Creating, Installing and Using a Shared Library

Creating a shared library

Generate a shared object is a two step process:

  1. Create object code
  2. Create library
  3. Optional: create default version using a symbolic link

Here is a library creation example

    # create object code
    gcc -Wall -fPIC -c *.c

    # create library libctest.so.1.0
    # gcc -shared -Wl,-soname,your_soname -o library_name file_list library_list
    gcc -shared -Wl,-soname,libctest.so.1 -o libctest.so.1.0   *.o -lc

    # create default version using a symbolic link
    mv libctest.so.1.0 /usr/local/lib
    ln -sf /usr/local/lib/libctest.so.1.0 /usr/local/lib/libctest.so.1
    ln -sf /usr/local/lib/libctest.so.1.0 /usr/local/lib/libctest.so
    # or with cascading link
    ln -sf /usr/local/lib/libctest.so.1.0 /usr/local/lib/libctest.so.1
    ln -sf /usr/local/lib/libctest.so.1   /usr/local/lib/libctest.so

Compiler options:

    -c: generates object files
    -o: output of operation
    -g: includes debugging information
    -Wall: generate warnings
    -fPIC: enable position independent code generation
    -shared: produce a shared object
    -Wl,options: Pass options to linker, the name passed with the "-o" option is passed to gcc
    # In the above example the options to be passed on to the linker are: "-soname libctest.so.1"

During development, there’s the potential problem of modifying a library that’s also used by many other programs – and you don’t want the other programs to use the developmental library, only a particular application that you’re testing against it. One link option you might use is ld’s rpath option, which specifies the runtime library search path of that particular program being compiled. From gcc, you can invoke the rpath option by specifying it this way:

    -Wl,-rpath,$(DEFAULT_LIB_INSTALL_PATH)

If you use this option when building the library client program, you don’t need to bother with LD_LIBRARY_PATH other than to ensure it’s not conflicting, or using other techniques to hide the library.

Installing a shared library

In standard directories

Once you’ve created a shared library, you’ll want to install it. The simple approach is simply to copy the library into one of the standard directories (e.g., /usr/local/lib) and run ldconfig.

    # ldconfig -n directory_with_shared_libraries
    ldconfig -n /usr/local/lib

And finally, you can use the shared libraries with -l and -L options.
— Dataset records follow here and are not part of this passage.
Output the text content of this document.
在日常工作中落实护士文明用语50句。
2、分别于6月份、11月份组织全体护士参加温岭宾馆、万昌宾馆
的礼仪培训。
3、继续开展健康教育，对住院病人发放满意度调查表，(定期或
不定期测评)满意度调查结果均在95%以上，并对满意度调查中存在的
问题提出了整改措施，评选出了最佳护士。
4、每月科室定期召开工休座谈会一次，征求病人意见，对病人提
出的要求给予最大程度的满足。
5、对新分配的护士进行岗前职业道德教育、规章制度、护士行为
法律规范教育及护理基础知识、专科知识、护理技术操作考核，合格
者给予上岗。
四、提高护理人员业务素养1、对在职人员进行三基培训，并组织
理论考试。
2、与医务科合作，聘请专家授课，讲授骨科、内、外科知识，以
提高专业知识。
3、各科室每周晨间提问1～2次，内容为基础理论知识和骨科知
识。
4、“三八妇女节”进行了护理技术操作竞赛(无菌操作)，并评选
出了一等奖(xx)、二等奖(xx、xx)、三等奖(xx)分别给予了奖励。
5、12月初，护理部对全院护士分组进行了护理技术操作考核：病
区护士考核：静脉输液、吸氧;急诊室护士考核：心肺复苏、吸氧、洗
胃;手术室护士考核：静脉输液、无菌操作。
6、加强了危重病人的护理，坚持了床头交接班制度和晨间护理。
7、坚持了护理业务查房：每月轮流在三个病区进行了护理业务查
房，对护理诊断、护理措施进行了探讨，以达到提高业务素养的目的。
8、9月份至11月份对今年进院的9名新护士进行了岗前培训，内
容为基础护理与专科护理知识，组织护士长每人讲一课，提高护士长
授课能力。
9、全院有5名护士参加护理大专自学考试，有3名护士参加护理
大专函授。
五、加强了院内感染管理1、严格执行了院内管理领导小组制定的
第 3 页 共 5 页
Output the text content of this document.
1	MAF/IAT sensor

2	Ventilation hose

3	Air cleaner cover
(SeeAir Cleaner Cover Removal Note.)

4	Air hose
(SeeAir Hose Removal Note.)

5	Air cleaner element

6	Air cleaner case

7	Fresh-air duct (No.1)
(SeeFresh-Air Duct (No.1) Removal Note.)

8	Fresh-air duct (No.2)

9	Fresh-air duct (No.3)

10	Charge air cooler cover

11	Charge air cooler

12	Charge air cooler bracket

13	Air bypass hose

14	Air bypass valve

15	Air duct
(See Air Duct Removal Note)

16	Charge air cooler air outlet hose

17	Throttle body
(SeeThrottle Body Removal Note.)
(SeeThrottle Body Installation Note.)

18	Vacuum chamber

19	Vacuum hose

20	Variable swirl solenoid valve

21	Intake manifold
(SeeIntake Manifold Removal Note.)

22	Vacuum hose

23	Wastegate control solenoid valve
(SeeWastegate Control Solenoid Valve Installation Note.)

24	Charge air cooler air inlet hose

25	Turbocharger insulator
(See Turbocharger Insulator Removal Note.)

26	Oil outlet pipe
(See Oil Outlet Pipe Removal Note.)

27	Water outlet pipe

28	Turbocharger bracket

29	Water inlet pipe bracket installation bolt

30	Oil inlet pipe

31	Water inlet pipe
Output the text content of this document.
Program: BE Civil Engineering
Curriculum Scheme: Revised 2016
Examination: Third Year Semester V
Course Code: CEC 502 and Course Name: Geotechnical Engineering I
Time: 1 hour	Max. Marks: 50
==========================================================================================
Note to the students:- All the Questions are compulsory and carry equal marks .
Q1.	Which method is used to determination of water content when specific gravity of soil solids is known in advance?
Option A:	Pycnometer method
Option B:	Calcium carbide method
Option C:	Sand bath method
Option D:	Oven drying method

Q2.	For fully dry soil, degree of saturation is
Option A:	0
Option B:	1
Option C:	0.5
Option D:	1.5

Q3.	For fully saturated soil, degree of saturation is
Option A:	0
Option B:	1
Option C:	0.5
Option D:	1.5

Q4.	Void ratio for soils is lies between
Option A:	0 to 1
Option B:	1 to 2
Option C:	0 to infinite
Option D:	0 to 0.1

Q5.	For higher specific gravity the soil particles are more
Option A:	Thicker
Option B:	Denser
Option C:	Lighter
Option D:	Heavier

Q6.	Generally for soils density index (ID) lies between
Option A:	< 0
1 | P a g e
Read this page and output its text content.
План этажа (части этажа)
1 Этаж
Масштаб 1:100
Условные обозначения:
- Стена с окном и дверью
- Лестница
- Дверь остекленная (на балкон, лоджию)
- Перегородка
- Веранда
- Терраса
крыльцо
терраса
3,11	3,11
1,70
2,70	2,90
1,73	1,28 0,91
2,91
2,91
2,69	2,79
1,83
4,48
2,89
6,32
Not in standard directories

If you can’t or don’t want to install a library in a standard place (e.g., you don’t have the right to modify /usr/local/lib), then you’ll need to change your approach. In that case, you’ll need to install it somewhere, and then give your program enough information so the program can find the library. There are several ways to do that:

  • Use gcc’s -L flag in simple cases
  • Use the rpath approach, particularly if you only have a specific program to use the library being placed in a non-standard place
  • Use environment variables to control things, in particular, you can set LD_LIBRARY_PATH

If you want to override just a few selected functions, you can do this by creating an overriding object file and setting LD_PRELOAD; the functions in this object file will override just those functions (leaving others as they were).

Multiple versions case

Usually you can update libraries without concern; if there was an API change, the library creator is supposed to change the soname. That way, multiple libraries can be on a single system, and the right one is selected for each program. However, if a program breaks on an update to a library that kept the same soname, you can force it to use the older library version by copying the old library back somewhere, renaming the program (say to the old name plus “.orig”), and then create a small “wrapper” script that resets the library to use and calls the real (renamed) program. You could place the old library in its own special area, if you like, though the numbering conventions do permit multiple versions to live in the same directory. The wrapper script could look something like this

    #!/bin/sh
    export LD_LIBRARY_PATH=/usr/local/my_lib:$LD_LIBRARY_PATH
    exec /usr/bin/my_program.orig $*

Please don’t depend on this when you write your own programs; try to make sure that your libraries are either backwards-compatible or that you’ve incremented the version number in the soname every time you make an incompatible change. This is just an “emergency” approach to deal with worst-case problems.

An special example: it is very possible to have multiple versions of glibc on the same system. However, glibc consists of many pieces (200+ shared libraries) which all must match. One of the pieces is ld-linux.so.2, and it must match libc.so.6. Thus, the absolute path to ld-linux.so.2 can be hard-coded into the executable at link time, and can not be easily changed after the link is done.

    g++ main.o -o myapp -Wl,--rpath=/path/to/newglibc -Wl,--dynamic-linker=/path/to/newglibc/ld-linux.so.2

The –rpath linker option will make the runtime loader search for libraries in /path/to/newglibc (so you wouldn’t have to set LD_LIBRARY_PATH before running it), and the –dynamic-linker option will “bake” path to correct ld-linux.so.2 into the application. Refer Multiple glibc libraries on a single host for more details.

Using a shared library

The link to /usr/local/lib/libctest.so allows the naming convention for the compile flag -lctest to work, while the link to /usr/local/lib/libctest.so.1 allows the run time binding to work.

Compile main program and link with shared object library:

    # gcc -Wall -I/path/to/include-files -L/path/to/libraries prog.c -lctest -o prog
    gcc -Wall -L/opt/lib prog.c -lctest -o prog

Where the name of the library is libctest.so. (This is why you must create the symbolic links or you will get the error “ld: cannot find -lctest”.) The libraries will NOT be included in the executable but will be dynamically linked during run-time execution.